While constructing a mold I have to keep a hold on where I am in terms of what I see the finished piece to be. I use marks on the plaster, measuring sticks and various methods of keeping track. Mostly though, it’s in my mind. I prefer to only work on constructing a mold until it’s finished and not other tasks in the studio. It would be easy to lose track of where I am in the mold making. I can’t really see into the mold as it is built up.

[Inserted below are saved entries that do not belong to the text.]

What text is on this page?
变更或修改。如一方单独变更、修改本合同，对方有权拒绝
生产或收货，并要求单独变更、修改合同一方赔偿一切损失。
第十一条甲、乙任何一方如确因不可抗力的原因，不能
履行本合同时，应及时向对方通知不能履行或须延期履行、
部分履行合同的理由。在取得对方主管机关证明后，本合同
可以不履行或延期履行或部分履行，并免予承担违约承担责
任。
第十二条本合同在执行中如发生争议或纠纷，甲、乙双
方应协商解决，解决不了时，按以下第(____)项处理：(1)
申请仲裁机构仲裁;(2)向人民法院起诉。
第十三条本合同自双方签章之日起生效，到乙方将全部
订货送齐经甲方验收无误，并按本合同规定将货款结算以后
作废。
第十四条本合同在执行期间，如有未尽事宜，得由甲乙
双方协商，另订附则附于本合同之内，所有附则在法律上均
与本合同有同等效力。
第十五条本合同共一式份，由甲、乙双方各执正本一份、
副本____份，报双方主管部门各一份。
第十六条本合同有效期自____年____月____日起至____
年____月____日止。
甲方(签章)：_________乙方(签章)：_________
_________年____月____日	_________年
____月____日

I use many other materials in the construction of my molds. Pieces of card stock, foam, cloth, wood etc all to assist creating shapes that I could not do otherwise. I have also developed means of moving very large pieces after they are slip cast onto drying boards and then shelves that get fired (a freshly slipcase piece while still green or not fired yet is extremely fragile-one reason you don’t see pieces even as large as mine being slipcast-almost impossible to move). I use systems I borrow from my construction work. For example needle beams and various ways of shoring heavy buildings.




Started in building when I was 15 and this year I’m turning 55.

I grew up north of Duluth, Mn, in the country on a 40 acre homestead. My first years working were mostly in carpentry. I learned carpentry, then management as a foreman and finally into project management. I have been working in NYC since ’96 as a project manager for a general contracting firm. Most of my projects are townhouse full renovations in Manhattan.

The take away from all I’ve done is that I’m mostly self taught. I love problem solving. Working with Architects and designers to take their visions from drawings to reality. I have a knack for spatial reasoning, sequencing projects and managing others.


Spent roughly 1 year learning clay hand building.

Had 3 years of slipcasting when I learned the basics of plaster mold making. I made a lot of molds with just about anything I could get my hands on to test myself and push the limits of plaster. Also learned the basics of working with slipcasting clay.

Somewhere around the end of 2015 I started inventing my modular mold making systems. During the last 4 years I have been focusing most of my attention on developing my processes with modular molds.  Have been making what would be considered fine art with a hint of semi-functional collectable design.